The biggest gain was being able to separate “what plan got built” from “what each role actually returned” using session flow and the database together. Instead of settling for a vague impression on one screen, I could preserve evidence distinguishing a slow backend from a bad prompt from a bad turn design.

The point I want to stress is that the real problem sits in multi-model orchestration, the harness itself. Once the models are above a certain threshold, differences in raw model quality alone do not produce dramatic changes very often. What matters much more is how the instruction chain is stacked, whether messages[N] stack operations stay stable, and how intermediate artifacts are handed over into the next turn.

In roughly one month since I started this work, I have developed nearly 20 Rust-based MCP tools in parallel, including some that were later discarded, across both local-LLM-specific and general-purpose use cases. Most of that effort was driven by one question: how far can I cut wasted context? Some of those tools have had a visibly large effect.

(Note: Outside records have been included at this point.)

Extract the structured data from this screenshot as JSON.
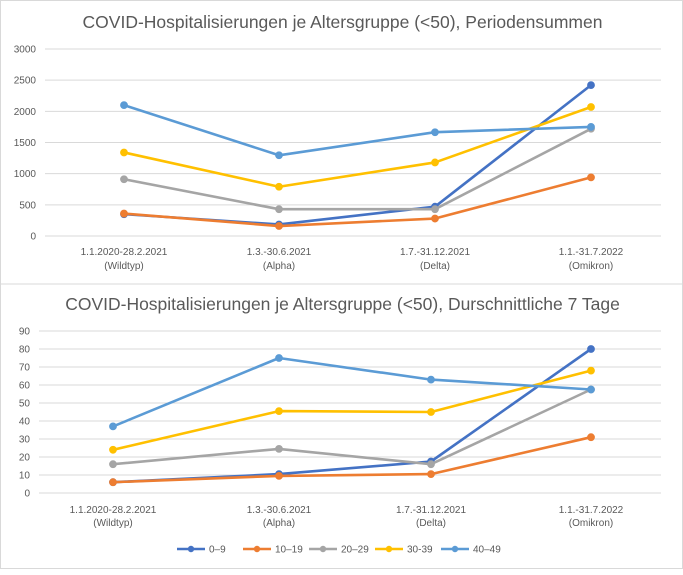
{
  "chart_data": [
    {
      "type": "line",
      "title": "COVID-Hospitalisierungen je Altersgruppe (<50), Periodensummen",
      "categories": [
        [
          "1.1.2020-28.2.2021",
          "(Wildtyp)"
        ],
        [
          "1.3.-30.6.2021",
          "(Alpha)"
        ],
        [
          "1.7.-31.12.2021",
          "(Delta)"
        ],
        [
          "1.1.-31.7.2022",
          "(Omikron)"
        ]
      ],
      "ylim": [
        0,
        3000
      ],
      "yticks": [
        "0",
        "500",
        "1000",
        "1500",
        "2000",
        "2500",
        "3000"
      ],
      "grid": true,
      "series": [
        {
          "name": "0–9",
          "color": "#4472C4",
          "values": [
            350,
            185,
            470,
            2420
          ]
        },
        {
          "name": "10–19",
          "color": "#ED7D31",
          "values": [
            360,
            160,
            280,
            940
          ]
        },
        {
          "name": "20–29",
          "color": "#A5A5A5",
          "values": [
            910,
            430,
            430,
            1720
          ]
        },
        {
          "name": "30-39",
          "color": "#FFC000",
          "values": [
            1340,
            790,
            1180,
            2070
          ]
        },
        {
          "name": "40–49",
          "color": "#5B9BD5",
          "values": [
            2100,
            1295,
            1665,
            1750
          ]
        }
      ]
    },
    {
      "type": "line",
      "title": "COVID-Hospitalisierungen je Altersgruppe (<50), Durschnittliche 7 Tage",
      "categories": [
        [
          "1.1.2020-28.2.2021",
          "(Wildtyp)"
        ],
        [
          "1.3.-30.6.2021",
          "(Alpha)"
        ],
        [
          "1.7.-31.12.2021",
          "(Delta)"
        ],
        [
          "1.1.-31.7.2022",
          "(Omikron)"
        ]
      ],
      "ylim": [
        0,
        90
      ],
      "yticks": [
        "0",
        "10",
        "20",
        "30",
        "40",
        "50",
        "60",
        "70",
        "80",
        "90"
      ],
      "grid": true,
      "legend_position": "bottom",
      "series": [
        {
          "name": "0–9",
          "color": "#4472C4",
          "values": [
            6,
            10.5,
            17.5,
            80
          ]
        },
        {
          "name": "10–19",
          "color": "#ED7D31",
          "values": [
            6,
            9.5,
            10.5,
            31
          ]
        },
        {
          "name": "20–29",
          "color": "#A5A5A5",
          "values": [
            16,
            24.5,
            16,
            57.5
          ]
        },
        {
          "name": "30-39",
          "color": "#FFC000",
          "values": [
            24,
            45.5,
            45,
            68
          ]
        },
        {
          "name": "40–49",
          "color": "#5B9BD5",
          "values": [
            37,
            75,
            63,
            57.5
          ]
        }
      ]
    }
  ]
}
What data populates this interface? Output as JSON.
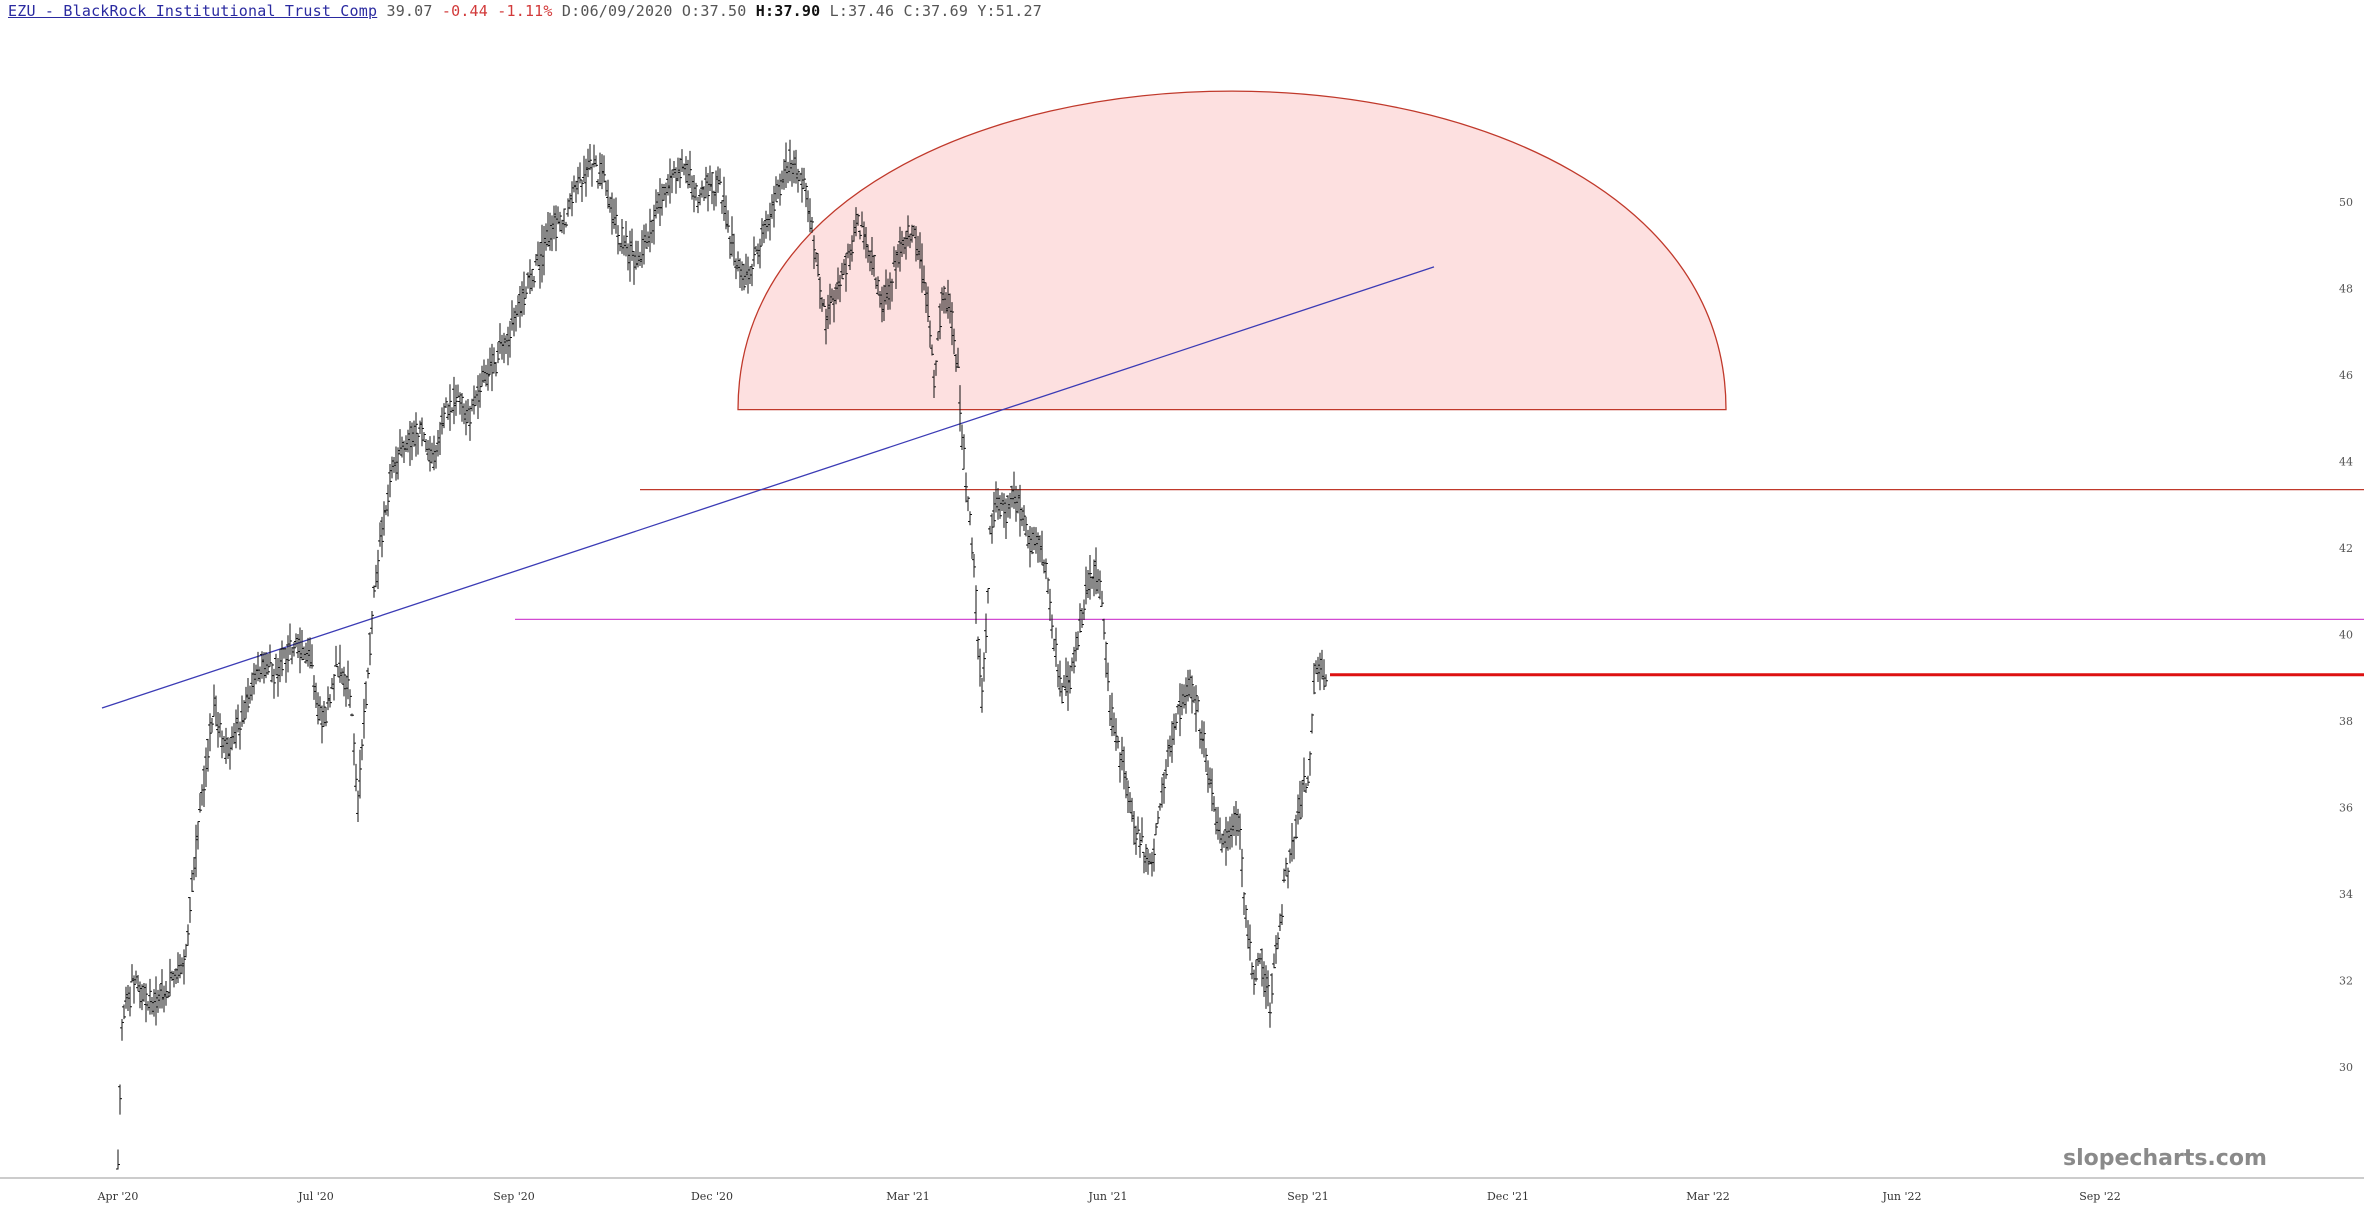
{
  "header": {
    "ticker": "EZU - BlackRock Institutional Trust Comp",
    "last": "39.07",
    "change": "-0.44",
    "change_pct": "-1.11%",
    "date_label": "D:",
    "date": "06/09/2020",
    "open_label": "O:",
    "open": "37.50",
    "high_label": "H:",
    "high": "37.90",
    "low_label": "L:",
    "low": "37.46",
    "close_label": "C:",
    "close": "37.69",
    "y_label": "Y:",
    "y": "51.27"
  },
  "watermark": "slopecharts.com",
  "colors": {
    "bars": "#111111",
    "dome_fill": "#fde0e0",
    "dome_stroke": "#c0392b",
    "trendline": "#3b3bb5",
    "resistance": "#c0392b",
    "support_magenta": "#d24ad2",
    "last_price_marker": "#dd1111"
  },
  "chart_data": {
    "type": "ohlc",
    "x_tick_labels": [
      "Apr '20",
      "Jul '20",
      "Sep '20",
      "Dec '20",
      "Mar '21",
      "Jun '21",
      "Sep '21",
      "Dec '21",
      "Mar '22",
      "Jun '22",
      "Sep '22"
    ],
    "y_ticks": [
      30,
      32,
      34,
      36,
      38,
      40,
      42,
      44,
      46,
      48,
      50
    ],
    "ylim": [
      27.4,
      51.6
    ],
    "close_path": [
      [
        0,
        27.8
      ],
      [
        2,
        31.0
      ],
      [
        8,
        32.0
      ],
      [
        16,
        31.5
      ],
      [
        24,
        31.8
      ],
      [
        30,
        32.2
      ],
      [
        34,
        32.6
      ],
      [
        36,
        33.8
      ],
      [
        40,
        35.5
      ],
      [
        44,
        37.0
      ],
      [
        48,
        38.3
      ],
      [
        54,
        37.3
      ],
      [
        60,
        37.8
      ],
      [
        66,
        38.6
      ],
      [
        72,
        39.3
      ],
      [
        78,
        39.1
      ],
      [
        84,
        39.6
      ],
      [
        90,
        39.8
      ],
      [
        96,
        39.5
      ],
      [
        100,
        38.2
      ],
      [
        104,
        38.0
      ],
      [
        108,
        39.0
      ],
      [
        112,
        39.3
      ],
      [
        116,
        38.5
      ],
      [
        120,
        36.0
      ],
      [
        124,
        38.6
      ],
      [
        128,
        41.0
      ],
      [
        132,
        42.4
      ],
      [
        136,
        43.6
      ],
      [
        140,
        44.0
      ],
      [
        146,
        44.5
      ],
      [
        152,
        44.8
      ],
      [
        158,
        44.0
      ],
      [
        164,
        45.2
      ],
      [
        170,
        45.6
      ],
      [
        176,
        45.0
      ],
      [
        182,
        45.8
      ],
      [
        188,
        46.2
      ],
      [
        194,
        46.8
      ],
      [
        200,
        47.5
      ],
      [
        206,
        48.2
      ],
      [
        212,
        48.8
      ],
      [
        218,
        49.4
      ],
      [
        224,
        49.7
      ],
      [
        230,
        50.5
      ],
      [
        236,
        50.8
      ],
      [
        242,
        50.6
      ],
      [
        248,
        49.5
      ],
      [
        254,
        49.0
      ],
      [
        260,
        48.6
      ],
      [
        266,
        49.4
      ],
      [
        272,
        50.0
      ],
      [
        278,
        50.6
      ],
      [
        284,
        50.8
      ],
      [
        290,
        50.0
      ],
      [
        296,
        50.5
      ],
      [
        302,
        50.2
      ],
      [
        308,
        48.8
      ],
      [
        314,
        48.2
      ],
      [
        320,
        48.9
      ],
      [
        326,
        49.6
      ],
      [
        332,
        50.5
      ],
      [
        336,
        51.0
      ],
      [
        340,
        50.6
      ],
      [
        344,
        50.2
      ],
      [
        350,
        48.5
      ],
      [
        354,
        47.3
      ],
      [
        358,
        47.8
      ],
      [
        362,
        48.3
      ],
      [
        366,
        48.8
      ],
      [
        370,
        49.6
      ],
      [
        374,
        49.2
      ],
      [
        378,
        48.5
      ],
      [
        382,
        47.6
      ],
      [
        386,
        48.0
      ],
      [
        390,
        48.8
      ],
      [
        396,
        49.4
      ],
      [
        400,
        49.0
      ],
      [
        404,
        47.9
      ],
      [
        408,
        46.0
      ],
      [
        412,
        47.8
      ],
      [
        416,
        47.6
      ],
      [
        420,
        46.0
      ],
      [
        422,
        44.5
      ],
      [
        426,
        42.8
      ],
      [
        428,
        41.5
      ],
      [
        432,
        38.5
      ],
      [
        434,
        40.0
      ],
      [
        436,
        42.5
      ],
      [
        440,
        43.0
      ],
      [
        444,
        42.8
      ],
      [
        448,
        43.3
      ],
      [
        452,
        42.8
      ],
      [
        456,
        42.0
      ],
      [
        460,
        42.2
      ],
      [
        464,
        41.4
      ],
      [
        468,
        39.8
      ],
      [
        472,
        38.7
      ],
      [
        476,
        39.0
      ],
      [
        480,
        39.9
      ],
      [
        484,
        41.0
      ],
      [
        488,
        41.6
      ],
      [
        492,
        40.9
      ],
      [
        496,
        38.3
      ],
      [
        500,
        37.3
      ],
      [
        504,
        36.8
      ],
      [
        508,
        35.5
      ],
      [
        512,
        35.2
      ],
      [
        516,
        34.5
      ],
      [
        520,
        35.8
      ],
      [
        524,
        37.0
      ],
      [
        528,
        37.8
      ],
      [
        532,
        38.4
      ],
      [
        536,
        38.8
      ],
      [
        540,
        38.2
      ],
      [
        544,
        37.2
      ],
      [
        548,
        36.0
      ],
      [
        552,
        35.0
      ],
      [
        556,
        35.5
      ],
      [
        560,
        35.8
      ],
      [
        564,
        33.5
      ],
      [
        568,
        32.0
      ],
      [
        572,
        32.5
      ],
      [
        576,
        31.5
      ],
      [
        580,
        33.0
      ],
      [
        584,
        34.5
      ],
      [
        588,
        35.2
      ],
      [
        592,
        36.3
      ],
      [
        596,
        37.0
      ],
      [
        598,
        38.8
      ],
      [
        600,
        39.4
      ],
      [
        604,
        39.07
      ]
    ],
    "annotations": {
      "rounded_top_base": 45.2,
      "resistance_level": 43.35,
      "support_level": 40.35,
      "trendline": [
        [
          -8,
          38.3
        ],
        [
          658,
          48.5
        ]
      ],
      "last_price": 39.07
    }
  }
}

Compared with my more recent minimax-m2.7 validation, even one-shot site generation has come down from around 150k context to around 55k.

The priority is also clear. Right now, I value “being able to trace the process in Grafana and the database” more than automatic SFT or DPO collection. At this stage, being able to explain why generation failed on a turn-by-turn basis is more valuable than merely accumulating more training data.

What Comes Next

The next questions lean less toward “which model should I pick?” and more toward “which harness remains stable under load?” If I keep tightening the orchestrator switch logic, worker role separation, message-stack compression, and observability trail one by one, the result becomes a more reusable foundation than any isolated model benchmark.

At this point I have at least clarified that this is not a “swap the model and it goes away” problem. To move familiar forward, the orchestrator first has to decompose work safely into smaller pieces, and the whole process has to stay observable in Grafana and the database. With that base finally in place, the next round of comparative experiments can start to mean something.